According to the Director of Corporate Communications, Dr Isa AbdulMumin, the policy changes aim to promote transparency, liquidity and price discovery in the FX market.

AbdulMumin said this is to improve FX supply, discourage speculation, enhance customer confidence and ensure overall stability in the FX market.

He said that in line with deliberations at an extraordinary Bankers’ Committee meeting held on June 16, the CBN provided further guidance to Deposit Money Banks (DMBs) as follows:

“All visible and invisible transactions (medicals, school fees, BTA/PTA, airline and other remittances) are eligible for the Investors’ and Exporters’ (I & E) window.

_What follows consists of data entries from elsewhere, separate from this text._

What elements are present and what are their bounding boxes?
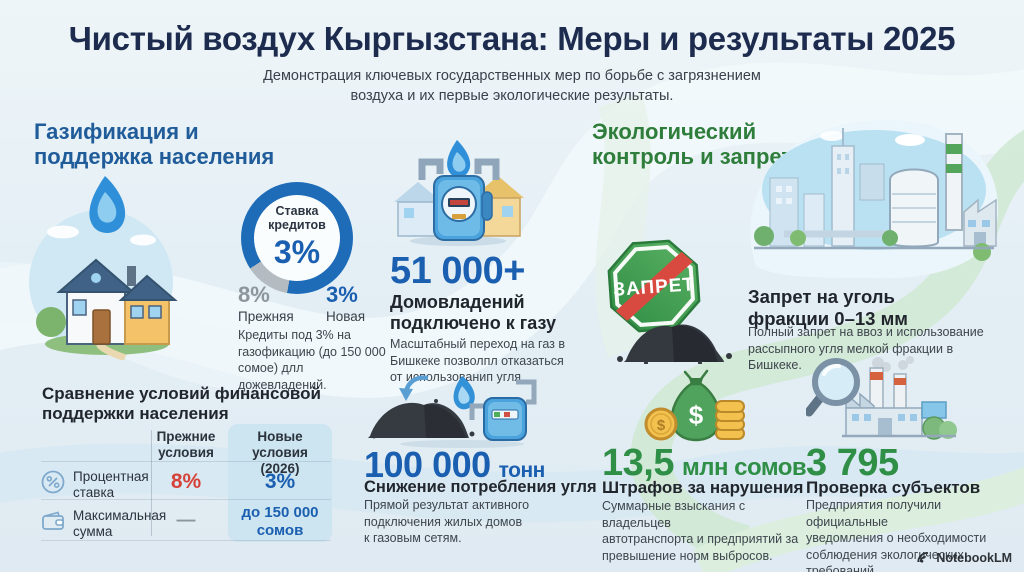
new-conditions-highlight	[228, 424, 332, 542]
inspection-illustration	[806, 356, 957, 440]
gas-pipe-icon	[516, 379, 537, 405]
donut-legend-new: 3% Новая	[326, 282, 366, 325]
gas-flame-icon	[453, 376, 475, 410]
table-divider	[41, 461, 331, 462]
old-rate-value: 8%	[238, 282, 270, 307]
smoke-icon	[872, 356, 914, 372]
storage-tank-icon	[889, 168, 939, 248]
coal-pile-icon	[368, 399, 475, 439]
donut-center-label: Ставка кредитов	[268, 204, 326, 232]
households-value: 51 000+	[390, 250, 525, 292]
comparison-table: Прежние условия Новые условия (2026) Про…	[33, 424, 333, 542]
fines-value: 13,5	[602, 442, 674, 484]
notebooklm-watermark: NotebookLM	[916, 550, 1012, 565]
factory-icon	[845, 367, 947, 437]
gas-house-illustration	[29, 176, 178, 360]
households-title: Домовладений подключено к газу	[390, 292, 556, 334]
table-divider	[151, 430, 152, 536]
coal-ban-title: Запрет на уголь фракции 0–13 мм	[748, 286, 908, 329]
gas-pipe-icon	[474, 158, 500, 180]
tree-icon	[754, 226, 774, 246]
tank-icon	[939, 421, 957, 439]
loan-rate-donut-ring	[241, 182, 353, 294]
gas-pipe-icon	[418, 158, 444, 180]
table-divider	[41, 540, 331, 541]
ban-sign-illustration: ЗАПРЕТ	[607, 239, 732, 364]
brand-label: NotebookLM	[936, 550, 1012, 565]
column-header-old: Прежние условия	[156, 429, 216, 460]
page-subtitle: Демонстрация ключевых государственных ме…	[263, 68, 761, 105]
notebooklm-logo-icon	[917, 552, 929, 563]
sum-new-value: до 150 000 сомов	[241, 504, 319, 539]
tree-icon	[882, 230, 898, 246]
striped-chimney-icon	[945, 133, 963, 231]
cloud-icon	[130, 234, 156, 246]
house-graphic	[56, 258, 178, 345]
row-label-sum: Максимальная сумма	[73, 508, 167, 539]
coal-reduction-title: Снижение потребления угля	[364, 478, 597, 496]
ban-octagon-icon: ЗАПРЕТ	[607, 239, 701, 333]
tree-icon	[790, 230, 806, 246]
fines-kpi: 13,5 млн сомов	[602, 442, 807, 485]
inspections-title: Проверка субъектов	[806, 478, 981, 497]
fines-unit: млн сомов	[681, 454, 807, 481]
inspections-value: 3 795	[806, 442, 899, 484]
page-title: Чистый воздух Кыргызстана: Меры и резуль…	[68, 20, 956, 57]
bush-icon	[36, 307, 66, 337]
households-description: Масштабный переход на газ в Бишкеке позв…	[390, 337, 565, 384]
magnifier-icon	[806, 358, 860, 417]
gas-meter-icon	[433, 175, 493, 241]
coal-pile-icon	[617, 324, 732, 364]
coal-ban-description: Полный запрет на ввоз и использование ра…	[748, 325, 984, 372]
gas-pipe-icon	[469, 403, 484, 420]
inspections-description: Предприятия получили официальные уведомл…	[806, 498, 987, 572]
gas-flame-icon	[447, 140, 471, 178]
coal-reduction-value: 100 000	[364, 444, 491, 485]
old-rate-label: Прежняя	[238, 309, 294, 324]
percent-icon	[41, 470, 65, 494]
wallet-icon	[42, 511, 64, 530]
donut-legend-old: 8% Прежняя	[238, 282, 294, 325]
loan-note: Кредиты под 3% на газофикацию (до 150 00…	[238, 328, 386, 392]
tree-icon	[973, 243, 991, 261]
section-title-gasification: Газификация и поддержка населения	[34, 119, 275, 169]
rate-new-value: 3%	[264, 470, 296, 493]
table-divider	[41, 499, 331, 500]
cloud-icon	[895, 134, 925, 146]
fines-title: Штрафов за нарушения	[602, 478, 804, 497]
gas-meter-icon	[483, 397, 527, 441]
coal-to-gas-illustration	[368, 375, 537, 448]
cloud-icon	[47, 225, 79, 239]
coal-reduction-unit: тонн	[498, 459, 546, 482]
coin-icon: $	[644, 407, 678, 441]
coal-reduction-kpi: 100 000 тонн	[364, 444, 545, 486]
dollar-symbol: $	[689, 400, 704, 430]
sum-old-value: —	[176, 510, 196, 531]
money-fines-illustration: $ $	[644, 369, 745, 442]
city-industry-illustration	[750, 120, 999, 279]
gas-flame-icon	[89, 176, 126, 233]
new-rate-label: Новая	[326, 309, 366, 324]
cloud-icon	[820, 131, 844, 141]
rate-old-value: 8%	[170, 470, 202, 493]
dollar-symbol: $	[657, 417, 666, 434]
factory-icon	[963, 198, 997, 247]
donut-center-value: 3%	[273, 233, 321, 270]
coal-reduction-description: Прямой результат активного подключения ж…	[364, 498, 530, 545]
column-header-new: Новые условия (2026)	[252, 429, 308, 476]
loan-rate-donut: Ставка кредитов 3%	[241, 182, 353, 294]
row-label-rate: Процентная ставка	[73, 469, 149, 500]
coin-stack-icon	[715, 400, 745, 440]
new-rate-value: 3%	[326, 282, 358, 307]
fines-description: Суммарные взыскания с владельцев автотра…	[602, 499, 799, 563]
money-bag-icon: $	[670, 369, 722, 442]
gas-meter-houses-illustration	[394, 140, 524, 246]
comparison-table-title: Сравнение условий финансовой поддержки н…	[42, 384, 321, 424]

“DMBs shall ensure expeditious processing of all eligible invisible transactions on behalf of their customers using the applicable rate at the I & E window.

“Ordinary domiciliary account holders shall have unfettered and unrestricted access to funds in their accounts.

“Domiciliary account holders are permitted to utilise cash deposits not exceeding 10,000 dollars per day or its equivalent via telegraphic transfer,” he said.

The CBN spokesman said that the DMBs are mandated to provide returns to the CBN, including the “purpose” for such transactions.

He added that cash deposits into domiciliary accounts would not be restricted, subject to due diligence by DMBs conducting proper Know Your Customer (KYC).

“The CBN will prioritise the orderly settlement of any committed FX forward transactions as they fall due to boost market confidence further.

“The Bank will normalise its Cash Reserve Ratio (CRR) maintenance processes and ensure equity in
its implementation across the banking industry,” he assured.

He added that the apex bank would continue to engage stakeholders and issue further guidance as it implements the ongoing reforms.

The CBN had earlier removed the foreign exchange cap to allow banks to trade the Naira against the US dollar freely.